Medieval Nuns at War by Elizabeth Quillen
Published September 2025 via Pen and Sword History
★★★
The classic image of nuns is simple: black habit, wimple, maybe stuck in a convent. And historically, there was some truth to this—there was tremendous pressure on nuns not just from within convents but from the Catholic church more broadly to stay cloistered, stay out of worldly life.
Not all nuns obeyed. Medieval Nuns at War tells the stories of a few of these nuns, as much as is known. These are varied stories: Some nuns did battle within their own convents, fighting for control or against corruption; others left their convents entirely and sought a less reclusive life.
It boggles my mind a bit to read about literal children being consigned to convents—Matilda, whom the book discusses early on, was eleven when she was made abbess of a convent. She was the daughter of an emperor, so I suppose the normal rules did not apply (most eleven-year-olds stuck in convents were not immediately put in positions of power!), but...oh, it's much like child marriages of the era, I suppose; all these life-determining choices made when girls were far too young to decide for themselves. (Worth noting, perhaps, that leaving a convent after a nun had taken vows could get her excommunicated, so the choices made by others mattered.)

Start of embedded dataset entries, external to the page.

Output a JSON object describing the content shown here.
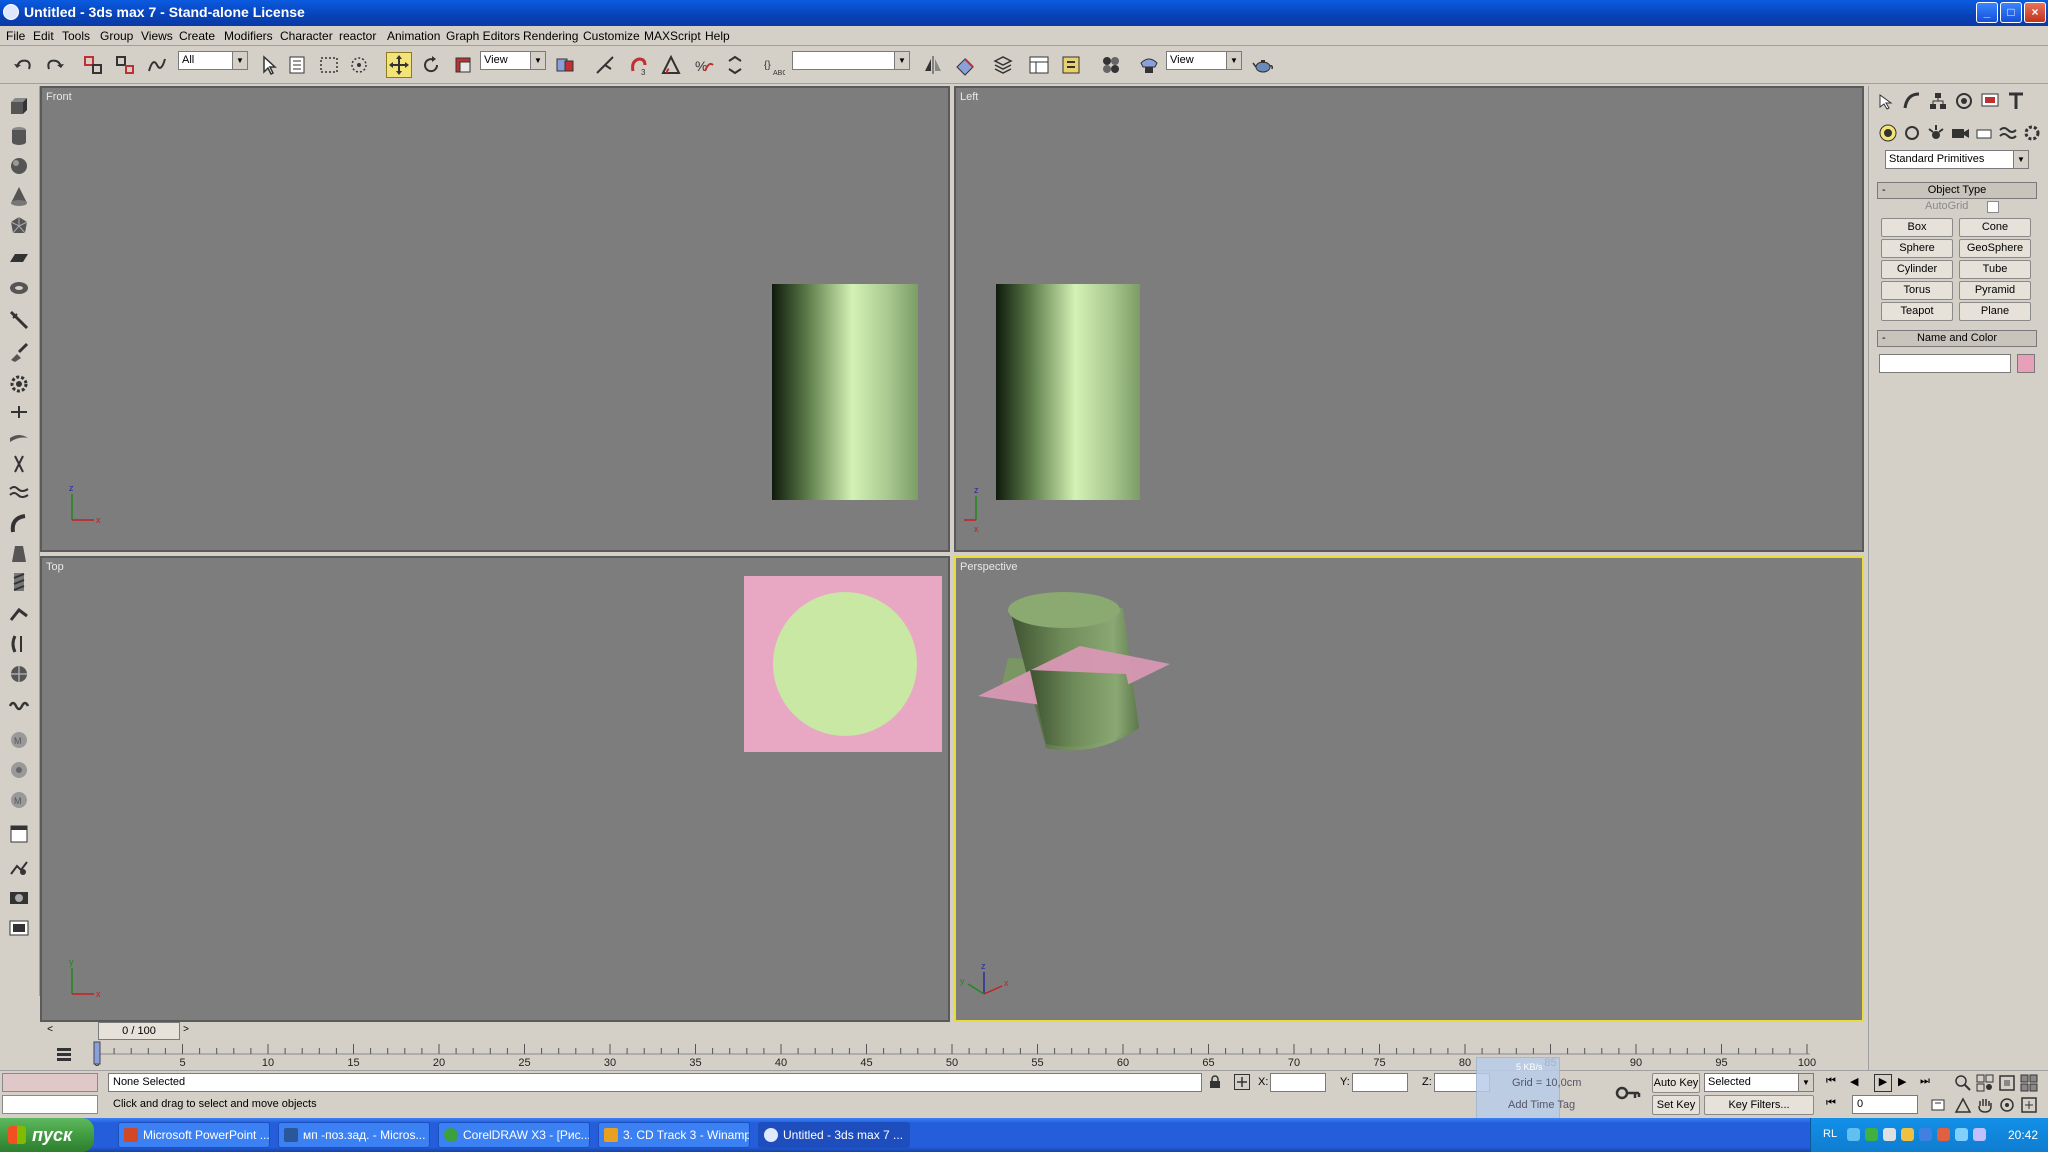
{
  "window": {
    "title": "Untitled - 3ds max 7 - Stand-alone License",
    "controls": [
      "_",
      "□",
      "×"
    ]
  },
  "menubar": [
    "File",
    "Edit",
    "Tools",
    "Group",
    "Views",
    "Create",
    "Modifiers",
    "Character",
    "reactor",
    "Animation",
    "Graph Editors",
    "Rendering",
    "Customize",
    "MAXScript",
    "Help"
  ],
  "toolbar": {
    "selection_filter": "All",
    "ref_coord_1": "View",
    "named_selection": "",
    "ref_coord_2": "View",
    "active_tool": "select-and-move"
  },
  "viewports": {
    "front": {
      "label": "Front"
    },
    "left": {
      "label": "Left"
    },
    "top": {
      "label": "Top"
    },
    "perspective": {
      "label": "Perspective",
      "active": true
    }
  },
  "axes": {
    "x": "x",
    "y": "y",
    "z": "z"
  },
  "scene_colors": {
    "cylinder": "#b8dc9c",
    "plane": "#e8a8c4",
    "viewport_bg": "#7d7d7d",
    "active_border": "#e8dc3c"
  },
  "command_panel": {
    "category": "Standard Primitives",
    "object_type_header": "Object Type",
    "autogrid": "AutoGrid",
    "buttons": [
      "Box",
      "Cone",
      "Sphere",
      "GeoSphere",
      "Cylinder",
      "Tube",
      "Torus",
      "Pyramid",
      "Teapot",
      "Plane"
    ],
    "name_color_header": "Name and Color",
    "name_value": "",
    "swatch_color": "#e8a0b8"
  },
  "timeline": {
    "frame_counter": "0 / 100",
    "ticks": [
      "0",
      "5",
      "10",
      "15",
      "20",
      "25",
      "30",
      "35",
      "40",
      "45",
      "50",
      "55",
      "60",
      "65",
      "70",
      "75",
      "80",
      "85",
      "90",
      "95",
      "100"
    ]
  },
  "status": {
    "selection": "None Selected",
    "prompt": "Click and drag to select and move objects",
    "x_label": "X:",
    "y_label": "Y:",
    "z_label": "Z:",
    "x_value": "",
    "y_value": "",
    "z_value": "",
    "grid": "Grid = 10,0cm",
    "add_time_tag": "Add Time Tag",
    "net_speed": "5 KB/s",
    "auto_key": "Auto Key",
    "set_key": "Set Key",
    "key_mode": "Selected",
    "key_filters": "Key Filters...",
    "current_frame": "0"
  },
  "taskbar": {
    "start": "пуск",
    "tasks": [
      "Microsoft PowerPoint ...",
      "мп -поз.зад. - Micros...",
      "CorelDRAW X3 - [Рис...",
      "3. CD Track 3 - Winamp",
      "Untitled - 3ds max 7 ..."
    ],
    "lang": "RL",
    "clock": "20:42"
  }
}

Far and away the most interesting story is that of Antonio de Erauso, which comes at the end; Erauso was born Catalina de Erauso in the late 1500s, consigned to a convent as a child...and then escaped and, according to Erauso's own memoirs, lived a wild and varied life. It's a little hard to gauge how much of Erauso's stories are true and how much are "the fish was THIS big", but Quillen has the sources to back up the general thrust of the story. Erauso is the most interesting character here simply for there being so much information available; Quillen focuses largely on nuns about whom not all that much was written, which is something of a double-edged sword: these are stories worth telling, but because they were not treated as stories worth telling centuries ago, when people were in a position to record more details, there is a very limited amount that we can know now.
I read this in part because I had just read a historical novel set in part in a beguinage, and there is some overlap (indeed, Quillen also discusses beguines and their connections to nuns). I did find it a slow read at times, partly because there's a limit to what even the most determined researcher can turn up and partly because I don't have a background in medieval history; it probably would have done me well to do a bit more general catch-up on that history (and, in particular, the medieval Church) before turning to this. An excellent book for researchers, though, and for those who want a reminder that convents have always been more complicated places than popular culture would suggest, and many nuns have lived lives every bit as interesting as those outside the habit.
Thanks to the author and publisher for providing a review copy through NetGalley.